Monday, 21 November 2011

Anticipation and balance

There's an excellent post here by Fr Dwight Longenecker on Advent and the commercial nastiness that dominates society at this time of year. Many issues are dividing Christians today, surely this is something we can all agree upon.

Womans Hour ('Celebrating, informing and entertaining women') the BBC this morning gave us a predictably tame but nevertheless fascinating interview on the subject of women bishops in the Church of England. [here] What was so interesting was that the spokesperson from WATCH (there was, of course, no representative of those opposed) appeared far less strident than the programme's presenter, who gave us the usual condescending secular incredulity that people (some even women!) could be so backward as to resist the inevitable advent of women's ordination . 'This is the 21st Century' - thanks for the forensic interviewing technique, Jane!
The fact that Rachel Weir, chair of WATCH, was able to present her case so calmly and  reasonably is not a good sign.

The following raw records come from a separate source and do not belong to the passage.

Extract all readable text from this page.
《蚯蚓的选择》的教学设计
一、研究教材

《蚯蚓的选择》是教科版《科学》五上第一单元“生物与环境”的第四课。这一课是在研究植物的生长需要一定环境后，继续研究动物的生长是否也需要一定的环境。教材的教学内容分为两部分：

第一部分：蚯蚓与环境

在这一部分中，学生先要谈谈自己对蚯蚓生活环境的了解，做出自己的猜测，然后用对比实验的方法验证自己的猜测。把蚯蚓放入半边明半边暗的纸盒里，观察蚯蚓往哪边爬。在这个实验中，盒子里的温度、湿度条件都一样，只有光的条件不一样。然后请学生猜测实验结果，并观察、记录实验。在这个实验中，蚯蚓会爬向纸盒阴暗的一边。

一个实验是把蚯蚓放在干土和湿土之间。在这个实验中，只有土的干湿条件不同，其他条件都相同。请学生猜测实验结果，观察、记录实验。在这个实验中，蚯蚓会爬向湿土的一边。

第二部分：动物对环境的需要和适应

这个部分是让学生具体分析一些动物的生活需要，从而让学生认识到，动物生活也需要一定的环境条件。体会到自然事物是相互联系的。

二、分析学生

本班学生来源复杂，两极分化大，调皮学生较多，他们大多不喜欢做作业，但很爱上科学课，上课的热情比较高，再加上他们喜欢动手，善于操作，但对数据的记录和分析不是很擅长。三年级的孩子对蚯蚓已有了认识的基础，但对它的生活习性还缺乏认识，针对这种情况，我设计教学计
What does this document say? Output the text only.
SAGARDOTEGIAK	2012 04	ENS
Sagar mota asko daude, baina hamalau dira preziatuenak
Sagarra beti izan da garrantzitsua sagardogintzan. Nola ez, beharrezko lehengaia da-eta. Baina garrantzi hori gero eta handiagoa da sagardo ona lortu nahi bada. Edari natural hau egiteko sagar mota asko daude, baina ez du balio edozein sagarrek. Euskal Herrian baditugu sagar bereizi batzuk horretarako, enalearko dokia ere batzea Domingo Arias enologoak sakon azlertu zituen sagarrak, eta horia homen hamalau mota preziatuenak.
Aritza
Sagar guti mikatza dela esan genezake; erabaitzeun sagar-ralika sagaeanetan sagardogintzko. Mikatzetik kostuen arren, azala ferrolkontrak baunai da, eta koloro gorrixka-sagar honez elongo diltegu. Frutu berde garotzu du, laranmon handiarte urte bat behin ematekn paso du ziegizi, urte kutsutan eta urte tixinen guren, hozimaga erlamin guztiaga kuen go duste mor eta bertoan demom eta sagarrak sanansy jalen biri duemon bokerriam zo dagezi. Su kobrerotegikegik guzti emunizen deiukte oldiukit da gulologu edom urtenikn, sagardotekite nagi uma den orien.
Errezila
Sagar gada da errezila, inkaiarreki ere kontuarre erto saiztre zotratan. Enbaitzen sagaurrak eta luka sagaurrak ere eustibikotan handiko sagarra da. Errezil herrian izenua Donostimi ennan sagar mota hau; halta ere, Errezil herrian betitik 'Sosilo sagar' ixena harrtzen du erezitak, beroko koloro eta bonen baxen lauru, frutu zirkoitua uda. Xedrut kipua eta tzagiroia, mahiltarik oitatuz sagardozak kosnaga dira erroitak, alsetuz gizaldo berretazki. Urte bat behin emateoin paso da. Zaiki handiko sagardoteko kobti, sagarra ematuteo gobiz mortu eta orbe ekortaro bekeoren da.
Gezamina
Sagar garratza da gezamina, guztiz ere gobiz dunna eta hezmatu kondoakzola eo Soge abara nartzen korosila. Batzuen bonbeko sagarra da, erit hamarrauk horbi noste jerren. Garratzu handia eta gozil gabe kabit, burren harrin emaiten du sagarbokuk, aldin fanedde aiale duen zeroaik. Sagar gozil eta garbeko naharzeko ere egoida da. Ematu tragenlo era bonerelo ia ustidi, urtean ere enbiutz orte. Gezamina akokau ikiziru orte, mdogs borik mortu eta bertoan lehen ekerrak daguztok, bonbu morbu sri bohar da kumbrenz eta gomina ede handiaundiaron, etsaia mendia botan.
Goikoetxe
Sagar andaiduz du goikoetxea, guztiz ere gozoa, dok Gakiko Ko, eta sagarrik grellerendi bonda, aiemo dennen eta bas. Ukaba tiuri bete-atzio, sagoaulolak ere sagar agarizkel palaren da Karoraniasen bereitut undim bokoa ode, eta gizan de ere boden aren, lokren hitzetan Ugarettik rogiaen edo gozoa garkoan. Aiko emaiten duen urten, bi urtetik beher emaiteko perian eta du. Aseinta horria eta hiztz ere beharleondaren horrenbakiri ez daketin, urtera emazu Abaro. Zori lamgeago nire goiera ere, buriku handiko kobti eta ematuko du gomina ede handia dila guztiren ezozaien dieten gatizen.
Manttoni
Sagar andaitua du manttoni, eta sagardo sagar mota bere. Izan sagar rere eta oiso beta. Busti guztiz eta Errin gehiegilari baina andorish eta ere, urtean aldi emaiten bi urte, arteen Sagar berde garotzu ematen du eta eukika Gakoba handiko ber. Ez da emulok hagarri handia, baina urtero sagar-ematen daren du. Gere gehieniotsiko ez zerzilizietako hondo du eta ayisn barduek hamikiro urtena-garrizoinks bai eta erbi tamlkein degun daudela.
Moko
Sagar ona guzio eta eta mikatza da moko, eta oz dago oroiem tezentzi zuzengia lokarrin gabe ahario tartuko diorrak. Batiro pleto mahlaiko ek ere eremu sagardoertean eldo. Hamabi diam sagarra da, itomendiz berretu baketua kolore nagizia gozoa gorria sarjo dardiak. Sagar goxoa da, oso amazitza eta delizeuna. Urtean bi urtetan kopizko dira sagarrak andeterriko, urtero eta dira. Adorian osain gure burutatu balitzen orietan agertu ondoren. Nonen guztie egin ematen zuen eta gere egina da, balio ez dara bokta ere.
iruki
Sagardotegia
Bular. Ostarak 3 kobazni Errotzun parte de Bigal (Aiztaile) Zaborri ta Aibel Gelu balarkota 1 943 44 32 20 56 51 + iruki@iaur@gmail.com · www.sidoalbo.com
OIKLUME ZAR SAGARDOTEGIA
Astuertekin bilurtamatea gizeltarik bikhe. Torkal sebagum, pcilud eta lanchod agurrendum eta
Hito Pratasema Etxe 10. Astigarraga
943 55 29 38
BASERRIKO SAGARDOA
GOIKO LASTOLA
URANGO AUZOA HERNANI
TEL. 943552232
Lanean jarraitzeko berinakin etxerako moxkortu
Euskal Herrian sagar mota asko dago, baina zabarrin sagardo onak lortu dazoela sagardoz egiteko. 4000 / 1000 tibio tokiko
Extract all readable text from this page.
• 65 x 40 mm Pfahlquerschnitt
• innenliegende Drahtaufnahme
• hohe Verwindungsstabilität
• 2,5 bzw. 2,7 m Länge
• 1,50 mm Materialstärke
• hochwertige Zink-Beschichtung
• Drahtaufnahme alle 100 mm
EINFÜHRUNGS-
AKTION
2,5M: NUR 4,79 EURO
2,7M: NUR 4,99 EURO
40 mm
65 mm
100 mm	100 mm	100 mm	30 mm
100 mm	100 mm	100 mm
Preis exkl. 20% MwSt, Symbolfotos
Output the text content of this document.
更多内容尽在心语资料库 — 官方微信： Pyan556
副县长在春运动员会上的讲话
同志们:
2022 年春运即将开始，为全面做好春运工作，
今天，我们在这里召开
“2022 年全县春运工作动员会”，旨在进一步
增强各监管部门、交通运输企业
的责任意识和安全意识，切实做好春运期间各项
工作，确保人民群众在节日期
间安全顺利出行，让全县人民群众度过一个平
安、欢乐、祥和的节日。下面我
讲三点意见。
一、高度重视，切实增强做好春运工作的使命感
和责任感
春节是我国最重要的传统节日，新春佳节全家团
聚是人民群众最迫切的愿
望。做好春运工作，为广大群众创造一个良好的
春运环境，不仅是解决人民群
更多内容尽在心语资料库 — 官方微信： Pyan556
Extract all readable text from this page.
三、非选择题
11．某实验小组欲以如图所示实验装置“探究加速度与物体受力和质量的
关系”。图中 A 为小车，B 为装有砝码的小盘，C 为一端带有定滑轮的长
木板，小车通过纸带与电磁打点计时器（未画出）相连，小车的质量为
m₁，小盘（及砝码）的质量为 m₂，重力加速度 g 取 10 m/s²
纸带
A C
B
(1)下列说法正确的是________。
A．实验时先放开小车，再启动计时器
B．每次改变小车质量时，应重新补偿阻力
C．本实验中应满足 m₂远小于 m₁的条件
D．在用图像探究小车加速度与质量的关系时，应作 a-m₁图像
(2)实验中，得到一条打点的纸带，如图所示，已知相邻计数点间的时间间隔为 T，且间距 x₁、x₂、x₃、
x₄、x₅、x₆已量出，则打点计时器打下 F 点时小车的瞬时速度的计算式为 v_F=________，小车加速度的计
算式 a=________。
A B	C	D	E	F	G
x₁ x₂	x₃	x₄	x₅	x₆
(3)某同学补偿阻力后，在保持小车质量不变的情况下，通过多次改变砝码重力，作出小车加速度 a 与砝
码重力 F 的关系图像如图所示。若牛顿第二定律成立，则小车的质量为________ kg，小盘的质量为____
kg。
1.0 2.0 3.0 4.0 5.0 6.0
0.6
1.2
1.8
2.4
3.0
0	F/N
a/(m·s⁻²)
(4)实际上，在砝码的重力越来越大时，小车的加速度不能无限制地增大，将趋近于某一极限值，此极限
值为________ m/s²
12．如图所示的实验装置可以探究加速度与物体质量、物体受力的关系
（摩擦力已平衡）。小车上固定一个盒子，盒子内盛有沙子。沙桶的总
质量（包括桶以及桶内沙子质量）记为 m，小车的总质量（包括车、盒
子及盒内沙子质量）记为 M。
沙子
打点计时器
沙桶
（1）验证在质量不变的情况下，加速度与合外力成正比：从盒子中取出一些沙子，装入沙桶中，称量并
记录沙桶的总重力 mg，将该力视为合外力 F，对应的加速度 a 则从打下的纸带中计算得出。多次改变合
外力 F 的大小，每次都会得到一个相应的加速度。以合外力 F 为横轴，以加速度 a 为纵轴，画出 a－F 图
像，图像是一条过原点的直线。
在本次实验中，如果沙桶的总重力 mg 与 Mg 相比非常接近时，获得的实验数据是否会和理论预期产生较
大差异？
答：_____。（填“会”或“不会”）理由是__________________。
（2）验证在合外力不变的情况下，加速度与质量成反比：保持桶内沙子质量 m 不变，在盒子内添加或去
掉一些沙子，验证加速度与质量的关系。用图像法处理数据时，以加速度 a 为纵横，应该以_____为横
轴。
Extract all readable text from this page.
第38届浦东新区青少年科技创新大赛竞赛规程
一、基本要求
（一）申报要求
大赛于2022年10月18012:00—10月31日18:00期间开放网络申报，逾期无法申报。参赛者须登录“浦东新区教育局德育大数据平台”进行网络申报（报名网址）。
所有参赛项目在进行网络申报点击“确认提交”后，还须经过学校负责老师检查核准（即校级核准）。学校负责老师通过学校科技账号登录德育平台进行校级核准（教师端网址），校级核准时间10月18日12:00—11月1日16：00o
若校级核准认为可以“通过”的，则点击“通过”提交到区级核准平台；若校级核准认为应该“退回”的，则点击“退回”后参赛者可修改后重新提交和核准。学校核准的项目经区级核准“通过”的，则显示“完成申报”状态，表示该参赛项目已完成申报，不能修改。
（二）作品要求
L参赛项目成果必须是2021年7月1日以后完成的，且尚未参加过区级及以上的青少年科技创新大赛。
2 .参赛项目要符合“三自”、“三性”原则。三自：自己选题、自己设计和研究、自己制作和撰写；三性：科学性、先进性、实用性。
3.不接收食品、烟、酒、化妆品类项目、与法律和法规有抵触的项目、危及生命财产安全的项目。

The writing on the wall is now positively bellowing at us.


  1. I'm a little confused - why is it not a good sign if someone speaking on religious affairs can present her case clamly and reasonably? Surely that is how the debate should be conducted?

  2. Anonymous - yes,indeed it should; the point I was trying to make is that there has been a marked absence of that calm reasonableness up to now on the part of the proponents of women's ordination whose stock-in-trade has been an appeal to emotion. The calmness of the WATCH spokesperson is, in itself, a sign of our opponents' confidence in the impending success of their cause.